About
This report shows you the state of your issues over time. Unlike the Issue Values Snapshots by Date Report, this report evaluates the state of your issues at all points in time over an entire report interval, rather than picking the issue state at a specific point in time. This allows you to quickly find and report on issues that had issue values for only a short period in time.
For example, if you run a report with a Time Period of Year to Date and select an Interval of Monthly, Dataplane will show you every value that your issues had for the selected Value Of field during the entire month of January, every value they had during the month of February, and so on, regardless of how long the issue had that value.
If an issue had multiple values for the field selected by the Value Of option during the reporting period, the report will include each of those values when breaking down the results. For example, if an issue had priorities of both High and Medium during a given time interval, the issue would be counted once for the High value and again for the Medium value.

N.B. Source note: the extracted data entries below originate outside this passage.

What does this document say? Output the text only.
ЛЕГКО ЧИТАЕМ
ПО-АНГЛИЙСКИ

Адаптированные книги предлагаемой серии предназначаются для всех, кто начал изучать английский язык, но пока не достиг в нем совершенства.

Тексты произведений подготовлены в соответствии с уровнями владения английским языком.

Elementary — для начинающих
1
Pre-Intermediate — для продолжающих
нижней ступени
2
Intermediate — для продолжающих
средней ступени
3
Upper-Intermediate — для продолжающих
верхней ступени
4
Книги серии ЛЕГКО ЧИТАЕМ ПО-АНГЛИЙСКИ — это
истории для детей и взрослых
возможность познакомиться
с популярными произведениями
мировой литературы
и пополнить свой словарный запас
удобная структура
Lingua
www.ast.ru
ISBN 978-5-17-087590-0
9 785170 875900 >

In the Segment By option, you can select from two different variations of most fields: the current value of a field and the historical value of that field. The current value of a field represents the issue's field value at the time the report is run, whereas the historical value represents the value the field was set to during each date interval in the report. For example, if you use a JQL expression to select all issues that are currently closed, you could use Status (Historical) for the Segment By option to see how the statuses of those issues varied in the past.
The Statuses to Include option allows you to include only issues that had the specified statuses during each reporting interval. Although you can filter by status from the JQL search box as well, JQL filtering is always done based on the current state of the issue, rather than the issue's state on the reporting date. You can use this option to select issues that were open (or any other value you specify) during the reporting period, even if the current status of the issues may be closed.
See also the Issue Values Snapshots by Date Report.
Common Uses
Use the Issue Values by Date report to find transitional values in your issues. For example, when using Jira Service Desk, you may want to know how many incidents occurred with High priority during a given week, regardless of how long the issue was in that state. An issue may start out with a priority of Medium, get escalated to High, and then get reduced in priority later, all in the same day. This report allows you to see how many issues ever reached High priority, even if an issue only had that priority for a few minutes.
In this example, we would set Interval to Weekly, select one or more projects or project categories, and select Priority for the Value Of option. You can add any number of additional segmentations to further break down the results.
If you instead ran the Issue Values Snapshots by Date Report, it would only show how many issues had a priority of High at the very start of each reporting interval, for instance at the beginning of each week. If the help desk works Monday to Friday and closes most issues before the weekend, you're better off running the Issue Values by Date report so as not to miss escalations made during the week.